Travel

My Guide To Becoming An Au Pair Part 2

Today I am excited to bring to you the second part of my guide to becoming an Au Pair (find part I here). While last time I covered topics such as finding the right family and taking care of legalities before your arrival, today I wanted to discuss things such as preparing your arrival and answer questions readers left me last time in the comments. Enjoy this post, and I hope you find it as helpful as many of you did the last one!

What To Pack

Now this is quite an important one, isn’t it? I know it’s something that I struggled with when preparing my move. Ultimately, finding balance is key. You by no means want to overpack, but also don’t want to be left stranded missing your items from home, or having to re-buy a wardrobe.

  • Bring:
    • The basics. I would recommend bringing your favorite plain t-shirts from home, your beloved sneakers, your favorite black jeans, etc. These items tend to be in style all around the world, thus there’s no point in re-buying them. When I arrived in Paris I was severely lacking in this category, and ended up having to re-buy tons of shirts, cardigans, etc. Also bring your coats, jackets and favorite shoes from home, as you don’t want to be forking over 80+ Euros for something you already own, just in a different place. Coming from California I did not think about there being seasons, resulting in me spending a lot of money once it got colder than 20 degrees.
    • Clothes you know will be practical for the job. I still like to dress well even when going to work (I have never shown up on workout clothes), but the clothes I wear while working are different than the ones I wear in my free time. I layer undershirts under my not quite opaque white t-shirts, and instead of wearing my tight black jeans, I’ll throw on the pants I have dubbed my “flowy trousers.” They’re loose and comfy, aka perfect for sitting on the floor playing boardgames, yet also chic when I walk through the streets with my kiddos. Also, remember that the clothing you wear on the job also represents who you are towards your host parents.
    • Photos. The quickest way to make a space feel like yours is to have photos of the people and places you love lining the walls. Stick them in an envelope and they take up like no space.
    • Products you love from home. I partially did this because Head & Shoulders costs about 1/4 of the Paris price at my local Target, but, having your products from home can be very comforting after a tough day. I also packed ample amounts of medication, just because I know how my body reacts to it and that it works for me.
    • Everyday practicalities. I brought my Camelbak and a small lunchbox from home. My mom thought I was crazy, but it saved me about 20 Euros here, and I use both on a daily. Bringing my water and food with me saves so so so so so much money!
  • Leave:
    • Most of the statement pieces. Despite how sure you may be about your style, it’s without a doubt going to change as you live abroad. Moving to Paris, despite my mother’s warnings, I packed all of my California appropriate tiny shorts and crop tops, only to realize after about, say, 2 hours in Paris that I would not be able to wear a single one of them. Leave the space instead for buying pieces appropriate for the new place you’re living in. I invested in beautiful shirts, fitted trousers, and city appropriate dresses.
    • To much of anything. Guys, I arrived in Paris with 7 handbags. Yes, 7! Streamline while you’re packing. Yes you don’t want to be stranded with too little so be smart about it, but you also don’t want to be overwhelmed with stuff. After all, this move abroad is a fresh start, and more often than not, your mind is so much more clear with less stuff than more.

Starting The Job

So you made it! You’ve arrived, met your host family, and have moved into your space for the next year. This new time is so exciting. You want to get to know your kids, make the friends that will help you get through the year, and explore your brand new surroundings. But how to balance it all?
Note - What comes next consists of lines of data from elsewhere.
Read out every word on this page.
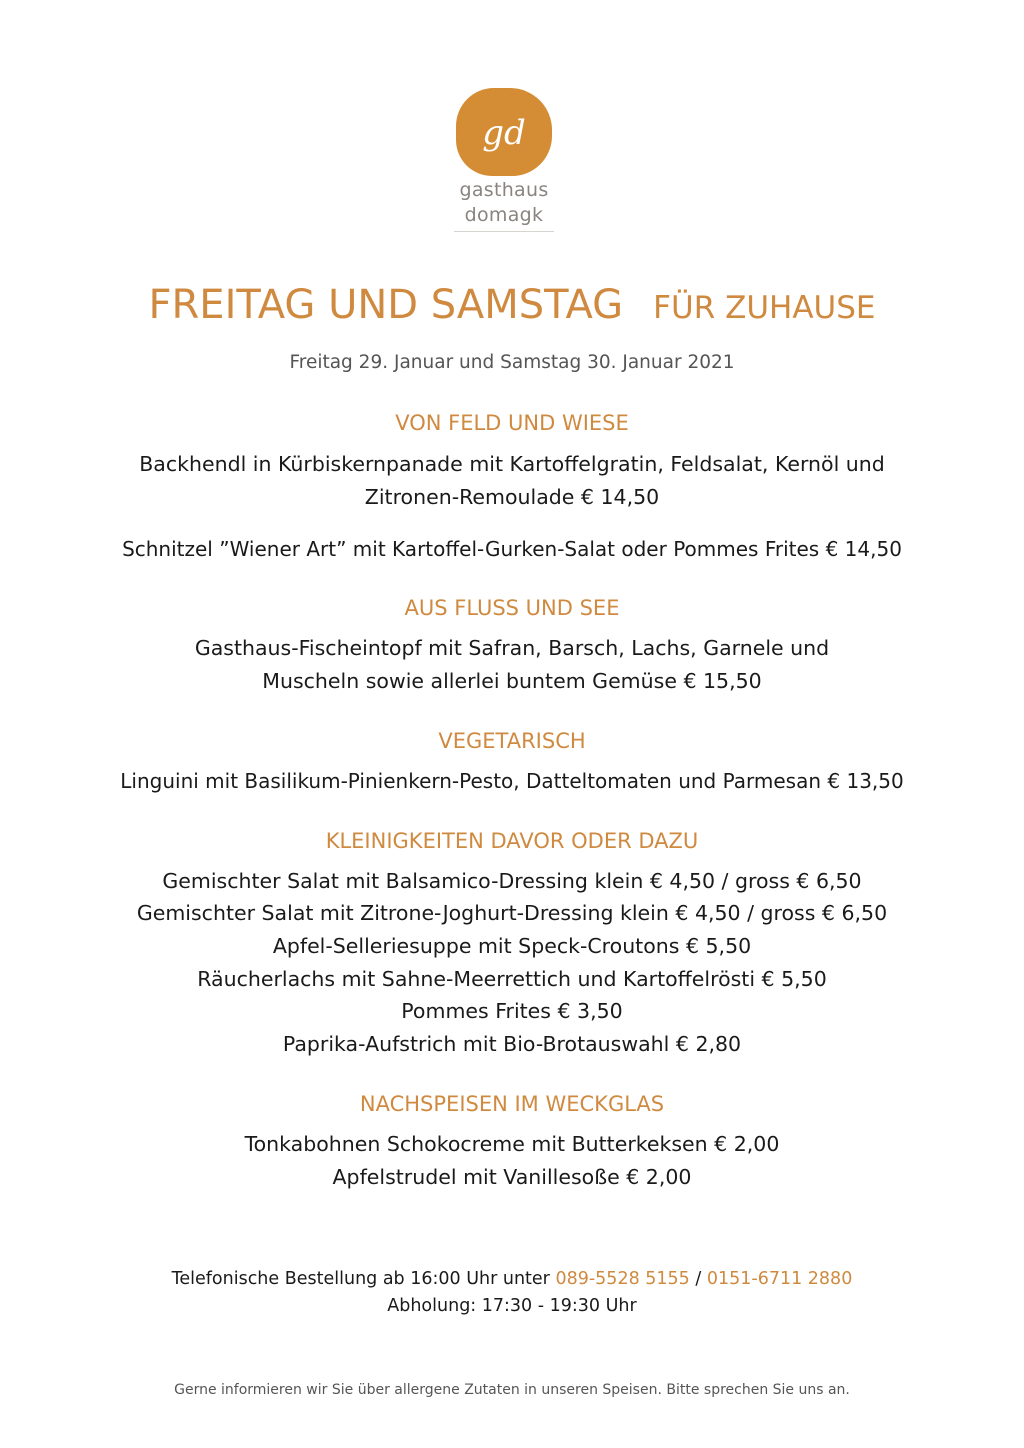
gd
gasthaus
domagk
FREITAG UND SAMSTAG FÜR ZUHAUSE
Freitag 29. Januar und Samstag 30. Januar 2021
VON FELD UND WIESE
Backhendl in Kürbiskernpanade mit Kartoffelgratin, Feldsalat, Kernöl und
Zitronen-Remoulade € 14,50
Schnitzel ”Wiener Art” mit Kartoffel-Gurken-Salat oder Pommes Frites € 14,50
AUS FLUSS UND SEE
Gasthaus-Fischeintopf mit Safran, Barsch, Lachs, Garnele und
Muscheln sowie allerlei buntem Gemüse € 15,50
VEGETARISCH
Linguini mit Basilikum-Pinienkern-Pesto, Datteltomaten und Parmesan € 13,50
KLEINIGKEITEN DAVOR ODER DAZU
Gemischter Salat mit Balsamico-Dressing klein € 4,50 / gross € 6,50
Gemischter Salat mit Zitrone-Joghurt-Dressing klein € 4,50 / gross € 6,50
Apfel-Selleriesuppe mit Speck-Croutons € 5,50
Räucherlachs mit Sahne-Meerrettich und Kartoffelrösti € 5,50
Pommes Frites € 3,50
Paprika-Aufstrich mit Bio-Brotauswahl € 2,80
NACHSPEISEN IM WECKGLAS
Tonkabohnen Schokocreme mit Butterkeksen € 2,00
Apfelstrudel mit Vanillesoße € 2,00
Telefonische Bestellung ab 16:00 Uhr unter 089-5528 5155 / 0151-6711 2880
Abholung: 17:30 - 19:30 Uhr
Gerne informieren wir Sie über allergene Zutaten in unseren Speisen. Bitte sprechen Sie uns an.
  • Focus on your job. Make getting to know your kids your priority. If you have a “part of the family” situation, start building a relationship with your host parents. These are the people you will be spending the most time with and maybe even be living with, so a good, strong, and open relationship with them from the beginning on is key to making your experience a success.
  • Don’t over stretch yourself socially. At the beginning of my Au Pair year, I made plans 5 times a week with 5 different people. This resulted in me knowing a lot of people but not having any solid friendships, even at about 2 months in. It was only when I truly asked myself which groups of girls I had the most fun with, which girls I felt best with and answered those questions for myself (and it was surprisingly easy) that I was able to focus on them and build real friendships (that I now believe will last a lifetime). There will be so many people to meet at the beginning, but if you find somebody that you really click with, stick with them!
  • Go easy on the sightseeing. My first 4 months in Paris, I barely slept. I was running around the city like a mad woman, trying to see absolutely everything. However, at some point I realized that I had so much time. I was doing so many things, visiting so many museums that I had stopped enjoying. It was only when I began to allow myself movie nights in and lazy Sundays that I really began to feel like I was living in France.
  • Save enough time for you. Don’t stop working out, let your hobbies drop to the side, or ignore your “to do” list. After all, despite being in a new place you’re not on holiday! Take those days to figure out your finances or to do your university applications. This is life after all and you have to keep things together and organized. Routine (and enough sleep) is key to keeping your sanity.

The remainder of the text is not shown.